On Tue, Mar 16, 2021 at 10:31 AM Alexandros Kosiaris
<akosiaris(a)wikimedia.org> wrote:
Hello everyone,
TL;DR if you are not deploying services to the codfw kubernetes
cluster, you can safely skip this.
Long version:
After having tested twice our cluster reinitialization procedure, this
week we will be reinitializing our codfw kubernetes cluster. All
traffic will be drained from it beforehand and we expect no user
visible impact. However, for the duration of the process, the
kubernetes codfw cluster will be unavailable to deployers and thus
efforts to deploy to it will fail or worse, not have the expected
outcomes. This is normal until SRE serviceops announces that the
cluster is fully operational again.
SRE service-ops will be deploying all services before marking the
cluster as usable and pooling traffic back to it, so there will be no
need for deployers to re-deploy their services.
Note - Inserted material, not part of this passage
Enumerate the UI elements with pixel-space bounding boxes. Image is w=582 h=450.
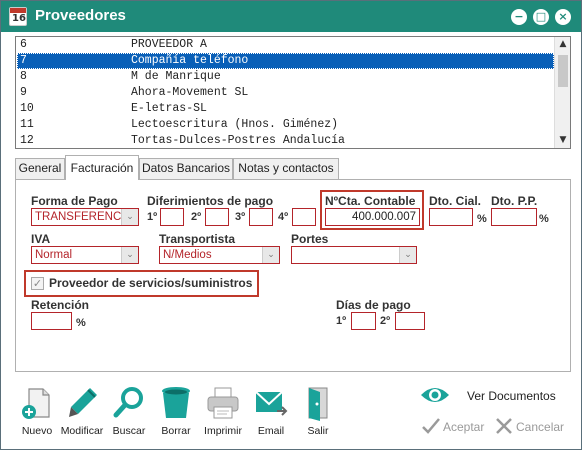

For your convenience the list of services that are currently deployed
on that cluster is: apertium api-gateway blubberoid changeprop
changeprop-jobqueue citoid cxserver echostore eventgate-analytics
eventgate-analytics-external eventgate-logging-external eventgate-main
eventstreams eventstreams-internal linkrecommendation mathoid
mobileapps proton push-notifications recommendation-api sessionstore
similar-users termbox wikifeeds zotero
Regards,
--
Alexandros Kosiaris
Principal Site Reliability Engineer
Wikimedia Foundation
--
Alexandros Kosiaris
Principal Site Reliability Engineer
Wikimedia Foundation